The Island Oven began supplying the Mareel Cafe, in Lerwick, in July 2013. This was a key moment in establishing her business, Siân says. She's now known as the cake-lady (but secretly wishes she could also be known as the theatre-lady!). The Island Oven now supplies the Shetland Cheese cafe, Sizzle Sisters mobile catering, Robinson & Morrison in Weisdale, Scoop Wholefoods in Lerwick and the Bigton Community Shop on the south mainland. She also welcomes bespoke orders for individual cakes.

All the recipes made by The Island Oven are her own, developed from years of tinkering and baking experience.
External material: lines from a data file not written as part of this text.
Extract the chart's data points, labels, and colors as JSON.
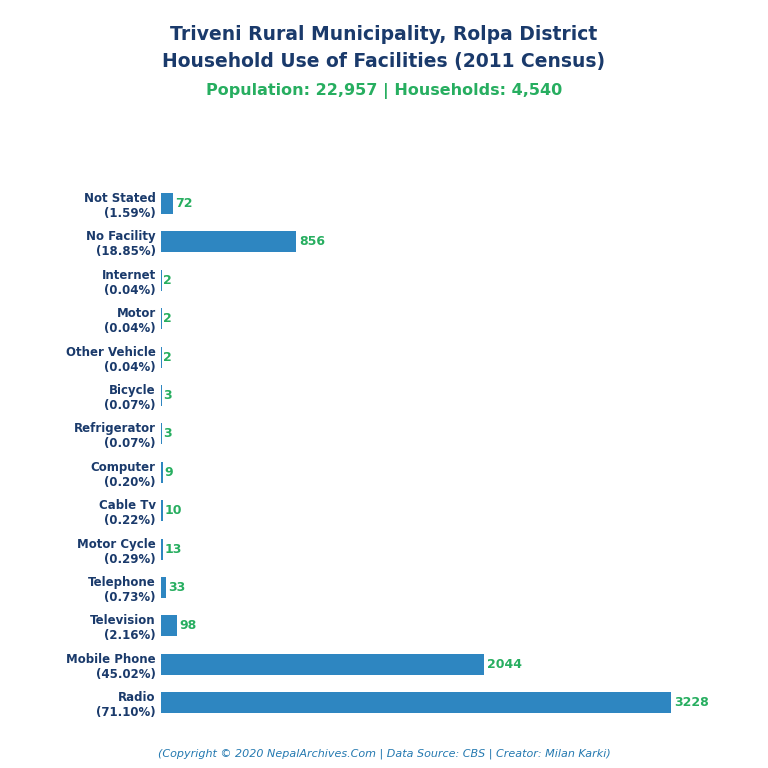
{
  "title_line1": "Triveni Rural Municipality, Rolpa District",
  "title_line2": "Household Use of Facilities (2011 Census)",
  "subtitle": "Population: 22,957 | Households: 4,540",
  "footer": "(Copyright © 2020 NepalArchives.Com | Data Source: CBS | Creator: Milan Karki)",
  "categories": [
    "Not Stated\n(1.59%)",
    "No Facility\n(18.85%)",
    "Internet\n(0.04%)",
    "Motor\n(0.04%)",
    "Other Vehicle\n(0.04%)",
    "Bicycle\n(0.07%)",
    "Refrigerator\n(0.07%)",
    "Computer\n(0.20%)",
    "Cable Tv\n(0.22%)",
    "Motor Cycle\n(0.29%)",
    "Telephone\n(0.73%)",
    "Television\n(2.16%)",
    "Mobile Phone\n(45.02%)",
    "Radio\n(71.10%)"
  ],
  "values": [
    72,
    856,
    2,
    2,
    2,
    3,
    3,
    9,
    10,
    13,
    33,
    98,
    2044,
    3228
  ],
  "bar_color": "#2e86c1",
  "value_color": "#27ae60",
  "title_color": "#1a3a6b",
  "subtitle_color": "#27ae60",
  "footer_color": "#2479b0",
  "background_color": "#ffffff",
  "xlim": [
    0,
    3600
  ],
  "figsize": [
    7.68,
    7.68
  ],
  "dpi": 100
}
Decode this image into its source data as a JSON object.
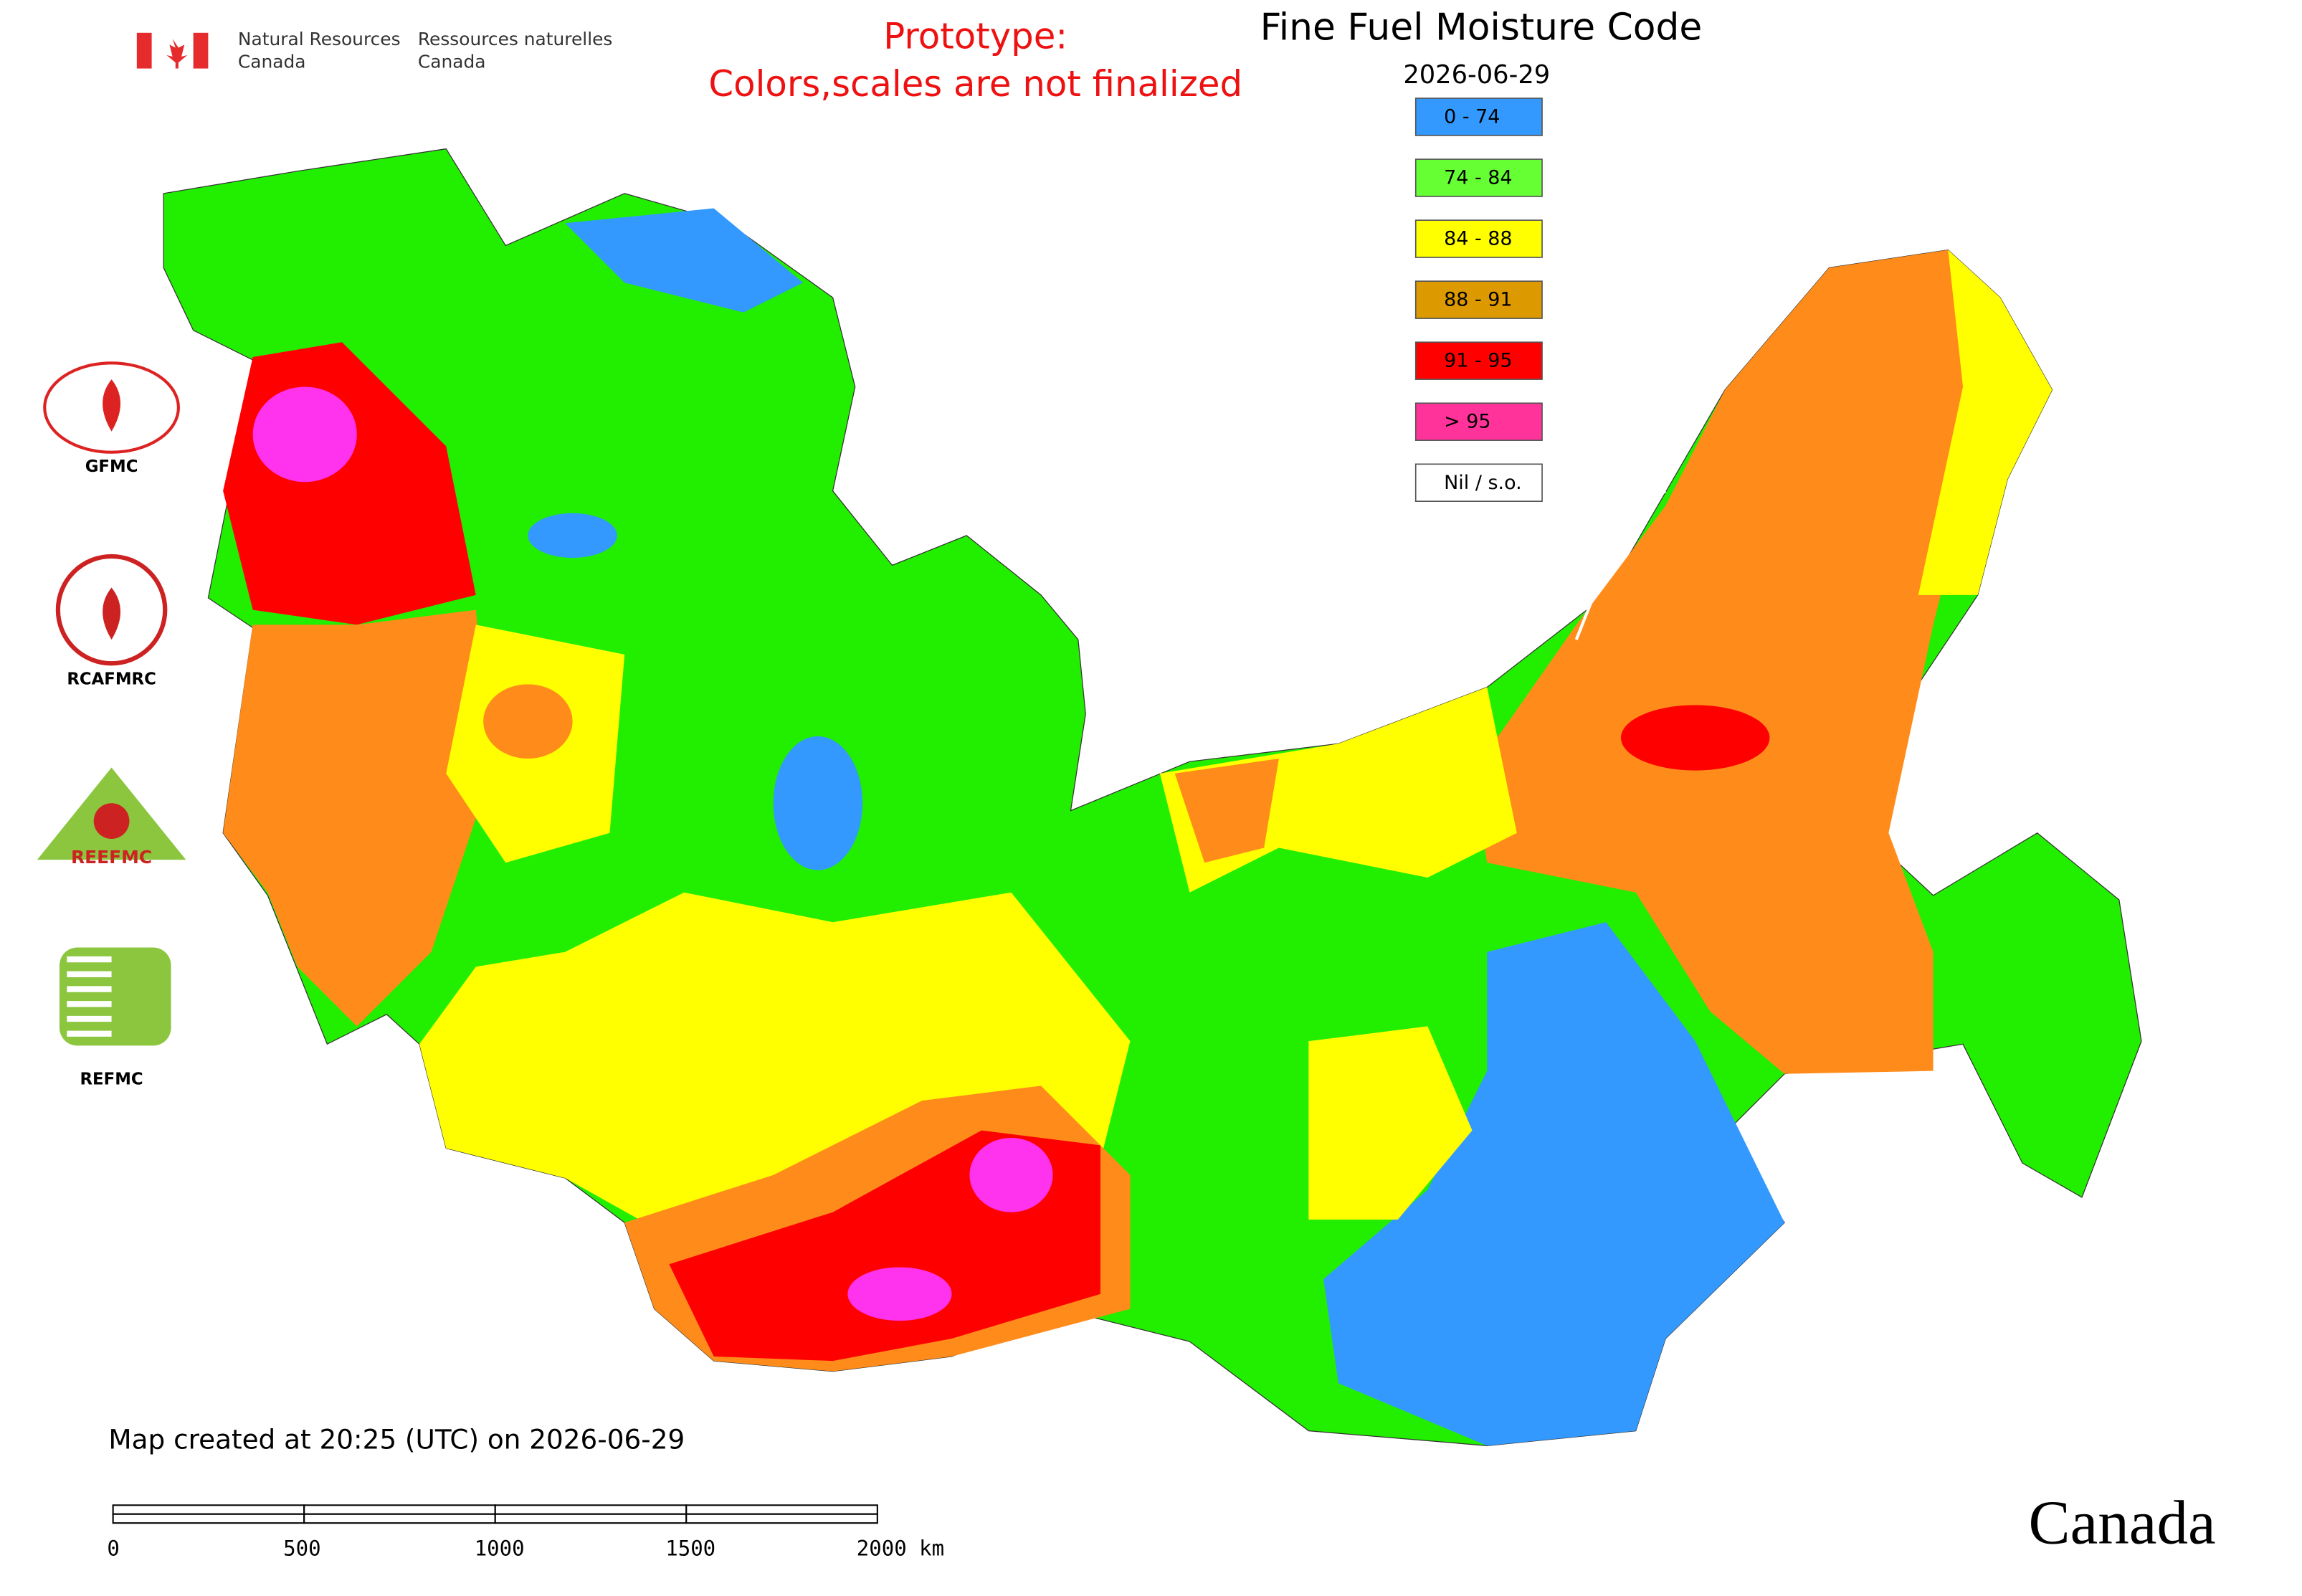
{
  "header": {
    "agency_en": [
      "Natural Resources",
      "Canada"
    ],
    "agency_fr": [
      "Ressources naturelles",
      "Canada"
    ]
  },
  "notice": [
    "Prototype:",
    "Colors,scales are not finalized"
  ],
  "title": "Fine Fuel Moisture Code",
  "date": "2026-06-29",
  "legend": [
    {
      "label": "0 - 74",
      "color": "#3399ff"
    },
    {
      "label": "74 - 84",
      "color": "#66ff33"
    },
    {
      "label": "84 - 88",
      "color": "#ffff00"
    },
    {
      "label": "88 - 91",
      "color": "#dd9900"
    },
    {
      "label": "91 - 95",
      "color": "#ff0000"
    },
    {
      "label": "> 95",
      "color": "#ff3399"
    },
    {
      "label": "Nil / s.o.",
      "color": "#ffffff"
    }
  ],
  "logos": [
    "GFMC",
    "RCAFMRC",
    "REEFMC",
    "REFMC"
  ],
  "footer": "Map created at 20:25 (UTC) on 2026-06-29",
  "scale_bar": [
    "0",
    "500",
    "1000",
    "1500",
    "2000 km"
  ],
  "wordmark": "Canada"
}
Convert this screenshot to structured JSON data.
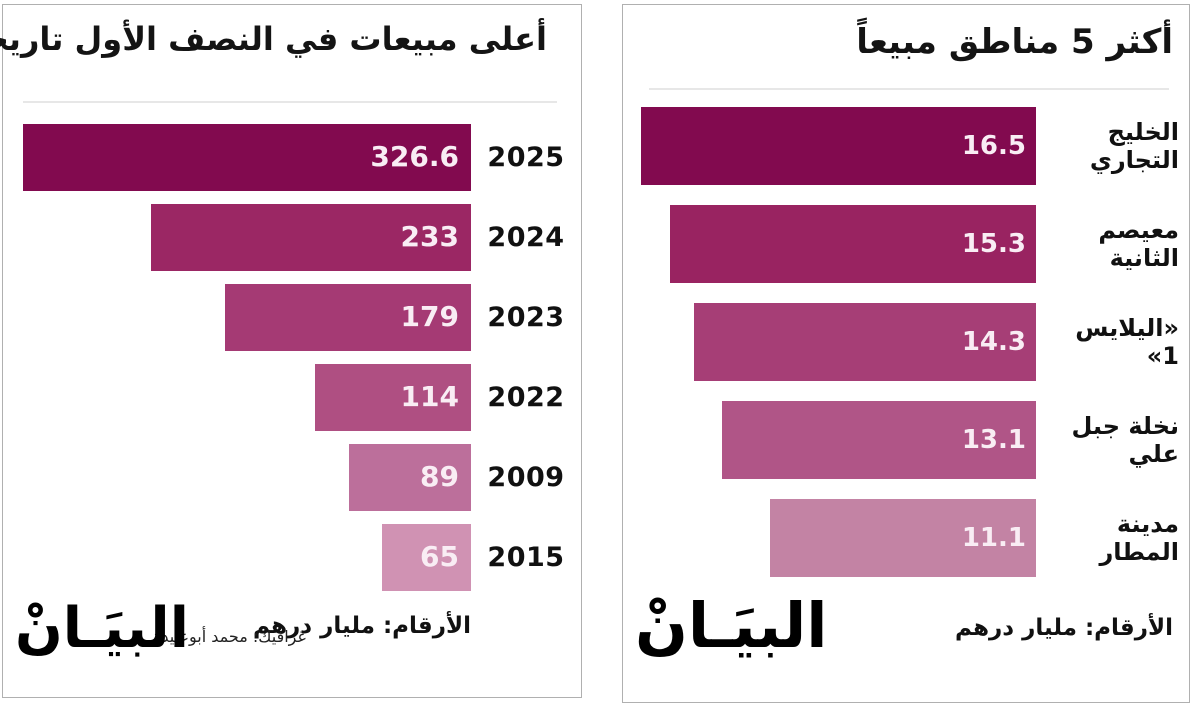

Her range of Peat Bog Brownies are ever expanding including original, fiery chilli (my personal favourite), Jaffa and salted caramel, as well as a gluten free variety. Local ingredients are always used, when possible. Her loaf cakes are also very popular, from her honey nut, apple crumble and espresso chocolate, and this sugar and spice loaf cake, the recipe for which she is kindly sharing with you all so you can make your own at home!

Sugar & Spice Loaf Cake

Course: Main

Servings: 1 loaf

Prep Time: 15 minutes

Cook Time: 63 minutes

  • Shetland butter - 190 grams (room temperature)
  • Caster sugar - 190 grams
  • Free range eggs - 3
  • Plain flour - 190 grams
  • Ground cinnamon - 2 tsp
  • Ground ginger - 2 tsp
  • Baking powder - 1 tsp
  • Salt - 1/4 tsp
  • Shetland Dairies buttermilk - 1 tbsp
  • Honey - 1.5 tbsp
  • Vanilla extract - 1 tsp
  • Sultanas - 80 grams (optional)
  • Icing sugar - (to sieve, optional)
  1. Preheat oven to 180 °C (Fan oven) and grease or line a 2 lb loaf tin with baking paper.
  2. Cream butter and caster sugar together until light and fluffy. Make sure it is really nice and soft.
  3. Add eggs, one at a time, fully incorporating each one. If the mixture curdles keep going, Siân says it will be fine!
  4. Sift in flour, spices, baking powder and salt. Stir until well combined.
  5. Add buttermilk, honey and vanilla and mix well.
  6. Fold in sultanas, if using, and spoon into prepared loaf tin, smoothing over the top with a spatula.
  7. Bake for 23 minutes, loosely cover with tin foil and bake for a further 40 minutes (this is in Siân's oven - my conventional oven took a further 10 minutes to bake). The top will be golden and a skewer, when inserted, will come out clean.
  8. Transfer to a wire rack to cool and sieve with icing sugar if desired. Eat warm, but leftovers will keep for 4-5 days in an airtight container.

Add chopped nuts if you like, or nutmeg and orange zest for a Christmas taste, replacing the honey with black treacle.